LZ – O Chelpa Ferro é um grupo que faz instalações sonoras. Somos três: eu; Barrão, escultor; e Sérgio Meckler, editor de cinema. Somos amigos há anos, muito antes do Chelpa. Sempre tive vontade de trabalhar com outras pessoas. Mas, em 1995, o Chacal, poeta, nos convidou para participar do CEP 20.000. O Barrão me ligou para montar uma banda para se apresentar no CEP. Éramos 10 guitarristas, que não sabiam tocar. Uns 10 minutos de música, foi um sucesso… (risos) Nos apresentamos três vezes. E o Chico Neves, na época o maior produtor de música do Rio de Janeiro, convidou o grupo para gravar um disco. Fomos para o estúdio gravar, fizemos uma colagem e depois lançamos nosso primeiro CD, o Chelpa Ferro 1. Depois fizemos instalações sonoras que reproduziam as faixas dos discos, foi a primeira vez que nos apresentamos. Surgiram convites para participar de exposições… Foi tudo dando certo, muito além do que poderíamos imaginar.

No Asdrúbal Trouxe o Trombone, você também trabalhou como cenógrafo…

LZ – Não só como cenógrafo, trabalhei como ator durante A farra na terra (1983).

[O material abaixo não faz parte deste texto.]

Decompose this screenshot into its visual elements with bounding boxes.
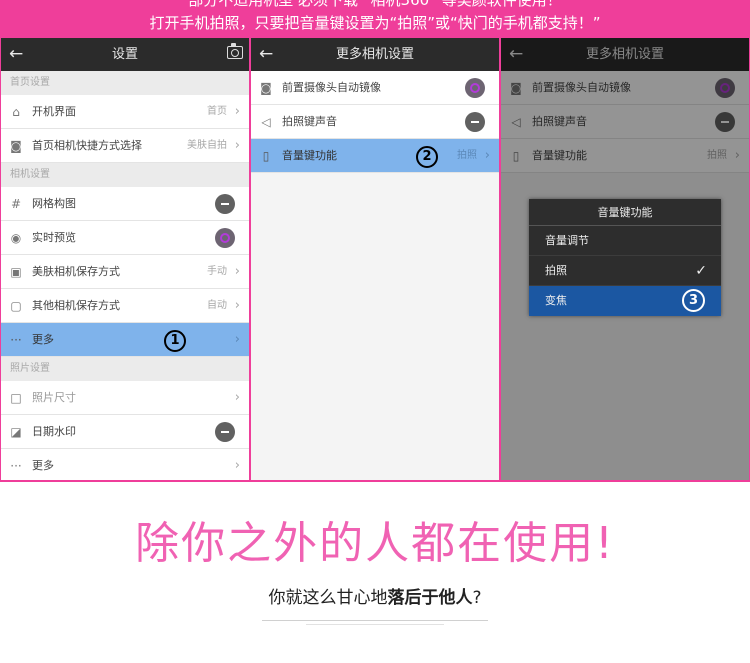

Nunca tinha trabalhado com teatro. Eu e o Leonilson fomos convidados pela Patrícia Travassos e o Evandro Mesquita para assistir o espetáculo. E conversando, eles disseram: “Não querem fazer o cenário?” Fizemos o cenário e ficamos amigos… E depois fui fazendo algumas participações como ator.

De que forma a literatura interfere no seu trabalho de artes plásticas?

LZ – Sou um leitor tardio. E não sou um leitor voraz. Tenho dificuldade de concentração, disperso. É muito difícil para mim, comecei a ler muito tarde. Sou de uma família de classe média de São Paulo, fui muito mal orientado. O primeiro livro que me influenciou foi Assim falou Zaratustra, do Nietzsche, que li muito garoto. Esse foi um livro marcante, gosto de ler filosofia. Outro livro foi Entrevistas com Francis Bacon (Cosac Naify, 2007), do David Sylvester.